🟨 The Girl on the Train (2015) Review - Drunken Damaged Goods | Book Waffle

The Girl on the Train (2015) written by Paula Hawkins

Mystery thrillers are pretty new to me so apologies if I sound horribly plebeian.

The Girl on the Train follows a British woman named, spin the generic name wheel, Rachel. Rachel is a mess of a human being after her husband cheated on her and left for the other woman. Ouch. Distraught and lonely, she finds herself repeating the same habits over and over to try and cope with the fact that she's damaged goods and no one wants to talk to her.

She takes solace in people watching, though. On the eponymous train to work, she watches the same people play out their routines day after day. She gives them names and imagines whole lives for them. Like they're little dolls in her little dollhouse.

Until Dawn dollhouse.

Honestly, not a bad setup.

And, y'know, after the first 10k words, I was really impressed. The people-watching fantasy is such a great way to develop the loneliness of a character. It reminded me of Miss Brill by Katherine Mansfield, one of my absolute favorite short stories. 
I'll have to do a write-up on that someday.

Look. I'm a guy that bullied relentlessly as a kid. I get that feeling of ostracization. Granted, my experience wasn't the result of betrayal, but I empathize with the result. That loner tendency to retreat into yourself and playout a story in your head from afar. A desire to be part of society without letting yourself get hurt.

What I'm trying to say is that, even though I'm not a thirty-something year-old English woman, I was willing and ready to love this thing.

But my early enthusiasm waned by the middle. My sympathy too.

The protagonist is infuriating AF. She's a drunk and clumsy. She's damaged goods, as already stated. I get that. I know people like that. And so I'll excuse her poor decision-making to a point. But she does the most wacky and stupid things all the time even when she is sober.

Everyone lies. All the time. And for what? And for what!? For some petty half-cooked drama?

The characters say some version of "I don't know why I did X. I knew I shouldn't," so often that it almost feels like a plea by the characters to the reader.

"Please. Save us from this story!" they seem to say.

It becomes so tiresome, especially after I correctly solved the mystery around the 60% mark and still had a whole lot of shoddy choices left to slog through. And then the author goes and character assassinates the one idiot in this book that isn't scum. 
Bro. Why? It doesn't even amount to anything!

Mechanically... idk. It's fine, I guess? Serviceable prose. The flow is good. 
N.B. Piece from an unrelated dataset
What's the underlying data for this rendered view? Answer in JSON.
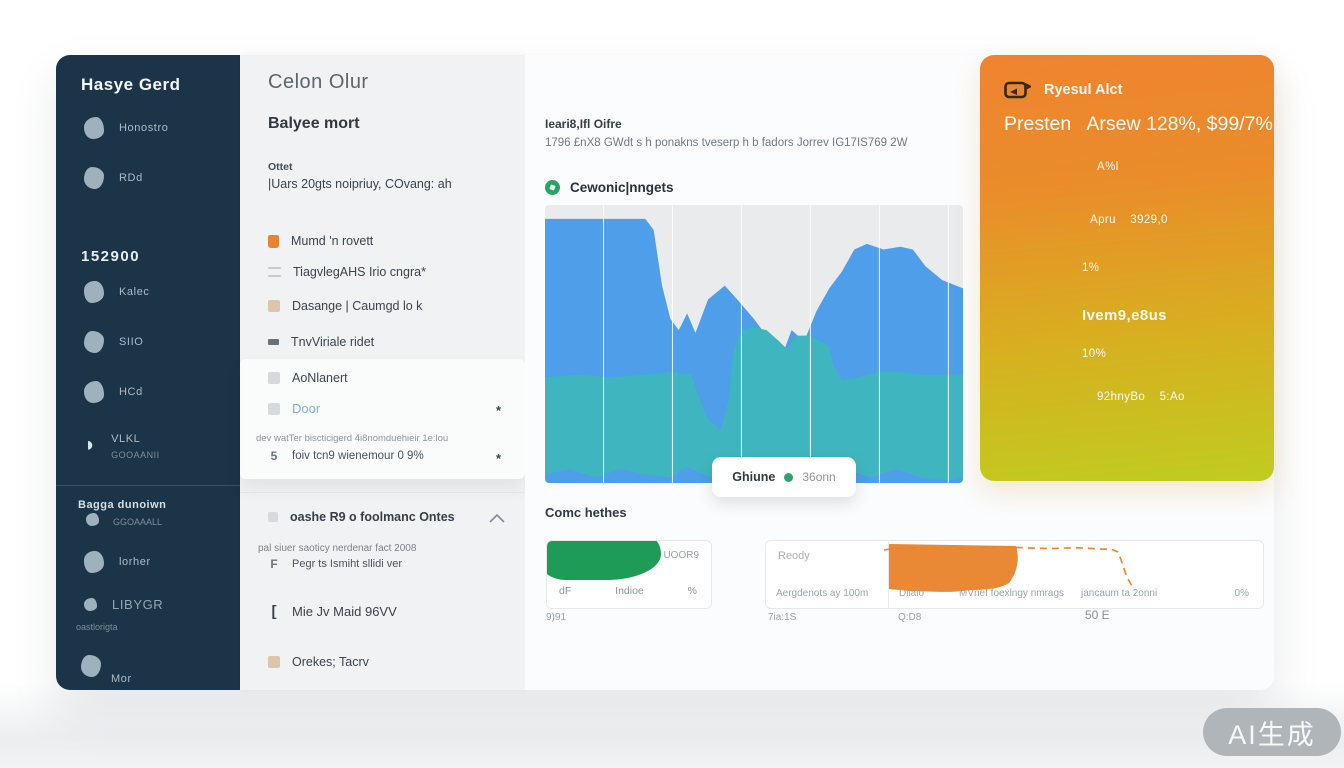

The timeline jumping was easy enough to follow, so I suppose that's a tick in the book's favor. It could have easily been a negative. Frequent fast-forwarding combined with perspective switches is a difficult technique to pull-off. But the voices are distinct enough that I slipped between characters with ease.

All in all, it had me interested at first, but irritating characterization and dragging intrigue don't elevate it above mediocre territory. It's a damn shame too because it could have easily been so much more.